Le père et la mère de Billy — qui, même au mieux de leurs possibilités, n’avaient jamais concouru pour le titre de Parents de l’Année — étaient morts depuis belle lurette, et tout ce dont Billy avait envie, c’était d’aller se pieuter. Par la porte ouverte, il jeta un coup d’œil languissant au lit dans la pièce à côté. Bientôt, mais pas tout à fait encore. Il sortit son téléphone portable et l’ouvrit. Au bout de deux sonneries, il parlait à Dan. Au bout de quelques secondes, il passait le téléphone à Abra. « Ton père. Ton vœu est exaucé. »

Abra s’empara du téléphone. « Papa ? Papa ? » Des larmes lui montèrent aux yeux. « Oui, ça va, je suis… arrête, papa, oui, je vais bien. Mais j’ai tellement sommeil que je peux à peine… » Ses yeux s’agrandirent lorsqu’une pensée la frappa: « Et toi, ça va ? »

Elle écouta. Les yeux de Billy se fermèrent et il les rouvrit en sursaut. La petite pleurait maintenant comme une Madeleine et ça le rassurait. Les larmes avaient éteint la drôle de lueur dans ses yeux.

Elle lui rendit le téléphone. « C’est Dan. Il veut vous reparler. »

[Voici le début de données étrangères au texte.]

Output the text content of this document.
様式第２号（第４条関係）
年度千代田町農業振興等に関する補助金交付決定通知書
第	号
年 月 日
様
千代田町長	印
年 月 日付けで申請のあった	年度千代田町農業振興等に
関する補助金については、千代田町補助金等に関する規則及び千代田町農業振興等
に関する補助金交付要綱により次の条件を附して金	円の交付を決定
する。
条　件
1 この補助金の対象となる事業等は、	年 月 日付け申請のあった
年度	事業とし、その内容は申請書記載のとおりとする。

Billy prit le téléphone, écouta. Puis: « Abra, Dan veut savoir s’il y a d’autres méchants en route. Et s’ils seraient assez près d’ici pour arriver cette nuit.

— Non. Je crois que le Skunk avait prévu d’en retrouver d’autres, mais ils sont encore très loin. Et ils peuvent pas savoir où on est… » — un énorme bâillement l’interrompit — « sans le Skunk pour leur dire. Dites à Dan qu’on est en sécurité. Et dites-lui de bien passer le message à papa. »

Billy n’y manqua pas. Lorsqu’il mit fin à la communication, Abra s’était recroquevillée sur le lit, dans la position du fœtus, et elle ronflait doucement. Billy posa sur elle une couverture qu’il trouva dans le placard, puis alla mettre la chaîne à la porte. Il réfléchit un instant puis, par acquit de conscience, cala le bureau sous la poignée. Mieux vaut prévenir que guérir, son père aimait bien dire.

14

Rose ouvrit le compartiment dans le plancher et sortit l’une des cartouches. Encore agenouillée entre les sièges avant de son EarthCruiser, elle l’entrouvrit et plaqua sa bouche sur le sifflement du joint de sûreté. Sa mâchoire se décrocha jusqu’à sa poitrine et le bas de son visage devint un trou noir d’où saillait une seule dent. Ses yeux, d’ordinaire légèrement relevés en amande, s’affaissèrent aux coins et noircirent. Son visage devint un masque mortuaire lugubre en surimpression sur le crâne nettement visible en dessous.

Elle prenait de la vapeur.

Quand elle eut fini, elle replaça la cartouche et s’assit au volant de son véhicule, les yeux fixés droit devant. Vous fatiguez pas à venir me chercher, Rose… c’est moi qui arrive. Voilà ce que la môme avait dit. Voilà ce qu’elle avait osé lui dire, à elle, Rose O’Hara, Rose Claque. Pas juste forte, alors: vindicative, aussi. Et colérique.

« Arrive, ma chérie, dit-elle. Et reste en colère. Plus t’es en colère, plus tu seras imprudente. Viens voir tata Rose. »

Il y eut un craquement. Elle baissa les yeux et vit qu’elle avait brisé la partie inférieure du volant de son EarthCruiser. La vapeur communiquait de la force. Ses mains saignaient. Rose rejeta loin d’elle le demi-cercle de plastique cassé, leva les paumes vers son visage et se mit à les lécher.